Ironisnya, situasi ini sering dirayakan sebagai capaian. Grafik penerimaan naik, laporan terlihat sehat, dan institusi merasa berhasil “melayani masyarakat”. Soal mutu? Itu urusan jangka panjang.
Sedihnya, biasanya sepanjang masa jabatan berikutnya.
Kampus tetap disebut pusat keunggulan, meski keunggulan kini lebih sering diukur dari kuantitas, bukan kedalaman berpikir.
Tidak Seimbang
Dampak kebijakan ini tidak berhenti di dalam pagar kampus negeri. Perguruan tinggi swasta ikut merasakan getarannya. Ketika PTN membuka kran penerimaan tanpa rem yang jelas, PTS menghadapi limpahan kompetisi yang tidak seimbang. Yang satu disubsidi negara, yang lain bertahan sepenuhnya dari uang kuliah.
Ini bukan persaingan mutu. Lebih pas disebut perlombaan bertahan hidup. Di balik kran PTN yang mengalir deras, ada PTS yang diam-diam mengering. Bukan karena kalah kualitas, tapi karena berbeda perlakuan kebijakan.

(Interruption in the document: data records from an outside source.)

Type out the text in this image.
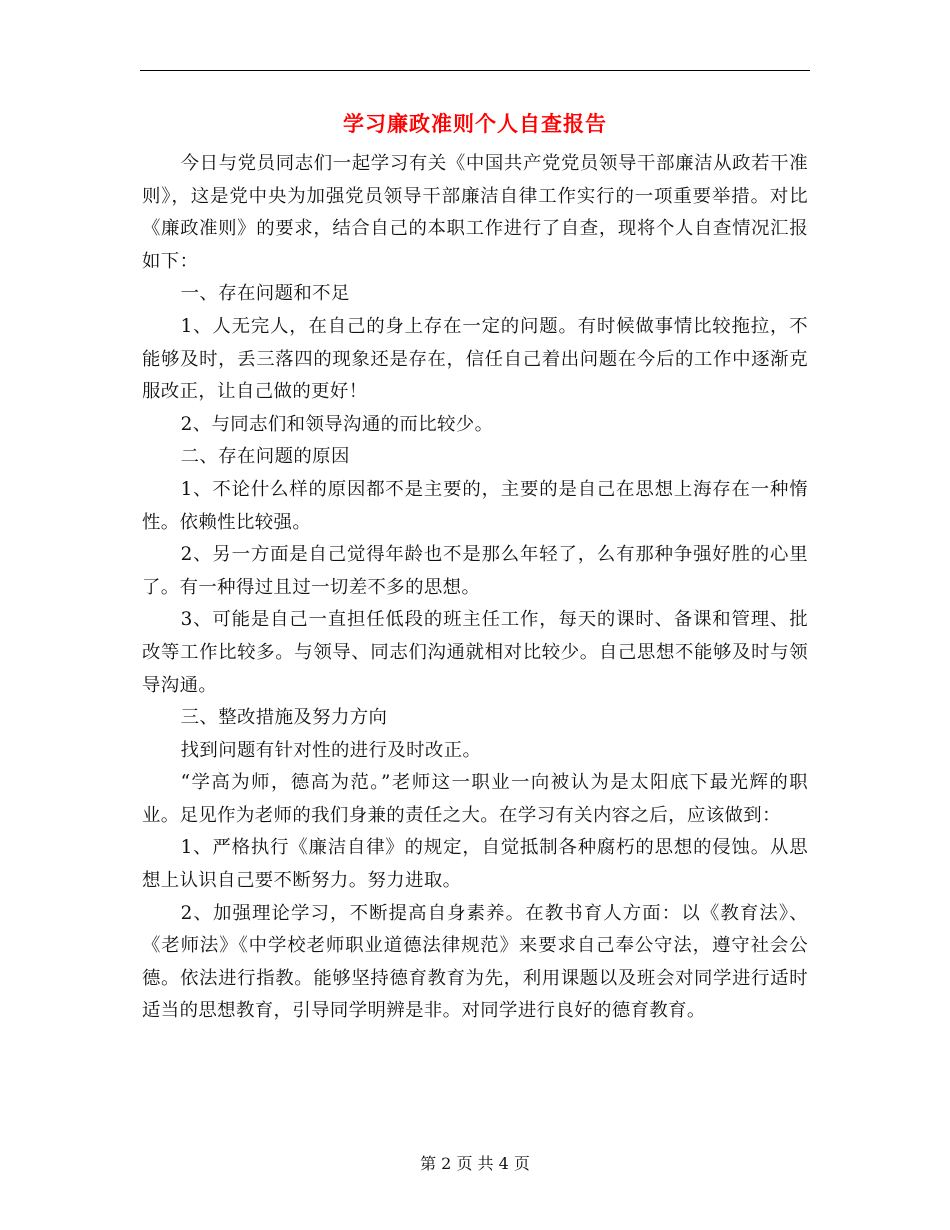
学习廉政准则个人自查报告

今日与党员同志们一起学习有关《中国共产党党员领导干部廉洁从政若干准则》，这是党中央为加强党员领导干部廉洁自律工作实行的一项重要举措。对比《廉政准则》的要求，结合自己的本职工作进行了自查，现将个人自查情况汇报如下：

一、存在问题和不足

1、人无完人，在自己的身上存在一定的问题。有时候做事情比较拖拉，不能够及时，丢三落四的现象还是存在，信任自己着出问题在今后的工作中逐渐克服改正，让自己做的更好！

2、与同志们和领导沟通的而比较少。

二、存在问题的原因

1、不论什么样的原因都不是主要的，主要的是自己在思想上海存在一种惰性。依赖性比较强。

2、另一方面是自己觉得年龄也不是那么年轻了，么有那种争强好胜的心里了。有一种得过且过一切差不多的思想。

3、可能是自己一直担任低段的班主任工作，每天的课时、备课和管理、批改等工作比较多。与领导、同志们沟通就相对比较少。自己思想不能够及时与领导沟通。

三、整改措施及努力方向

找到问题有针对性的进行及时改正。

“学高为师，德高为范。”老师这一职业一向被认为是太阳底下最光辉的职业。足见作为老师的我们身兼的责任之大。在学习有关内容之后，应该做到：

1、严格执行《廉洁自律》的规定，自觉抵制各种腐朽的思想的侵蚀。从思想上认识自己要不断努力。努力进取。

2、加强理论学习，不断提高自身素养。在教书育人方面：以《教育法》、《老师法》《中学校老师职业道德法律规范》来要求自己奉公守法，遵守社会公德。依法进行指教。能够坚持德育教育为先，利用课题以及班会对同学进行适时适当的思想教育，引导同学明辨是非。对同学进行良好的德育教育。

第 2 页 共 4 页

Di sinilah penting membedakan antara memperluas akses dan mengobral bangku kuliah. Akses adalah soal keadilan sosial; obral adalah soal ketergesaan institusional. Kampus yang bermartabat tahu kapan membuka pintu, dan lebih penting lagi, berani menutupnya. Sayangnya, keberanian berkata “cukup” sering kalah oleh kebutuhan menutup laporan keuangan.
Namun, tidak adil jika seluruh kesalahan ditimpakan ke kampus. Negara meminta PTN mandiri, lalu terkejut ketika PTN berperilaku mandiri. Kita menginginkan kampus steril dari logika pasar, tapi lupa bahwa logika itu masuk melalui pintu anggaran yang setengah terbuka. Sulit menuntut idealisme penuh dari lembaga yang diminta hidup dari setengah keyakinan negara.
Cermin Bersama
Kritik Prof. Didik semestinya menjadi cermin bersama. Kampus perlu bercermin agar tidak silau oleh angka penerimaan. Negara perlu bercermin agar tidak terus percaya bahwa ilmu pengetahuan bisa tumbuh subur di tanah yang dipupuk seadanya. Sementara masyarakat—ini bagian yang jarang disentuh—perlu bercermin bahwa pendidikan tinggi bukan sekadar tangga sosial, melainkan proses pendewasaan berpikir.
Jika kran mahasiswa terus dibuka tanpa menghitung daya tampung akademik dan nurani, maka mahasiswa perlahan bergeser dari subjek pendidikan menjadi objek pembiayaan. Ilmu pengetahuan tetap diajarkan, tapi prioritasnya berubah: dari mencerdaskan ke mencukupkan. Dari membangun karakter ke menjaga arus kas.
Menyiram tanaman dengan ember bocor memang tampak meyakinkan dari kejauhan. Airnya banyak, tanah terlihat basah, tetapi akar tetap kering. Ketika panen gagal, kita kembali bertanya: mengapa kampus tidak lagi melahirkan keunggulan?
Mungkin karena sejak lama, kita terlalu sibuk menghitung debit air, dan lupa merawat akarnya.
Kran penerimaan mahasiswa dibuka lebar bukan karena air melimpah, melainkan karena tagihan terus datang. Maka ketika Prof. Didik Rachbini mengingatkan bahaya praktik ini, yang seharusnya tersentak bukan hanya kampus, melainkan sistem yang membuat kampus belajar bertahan hidup dengan cara seperti itu.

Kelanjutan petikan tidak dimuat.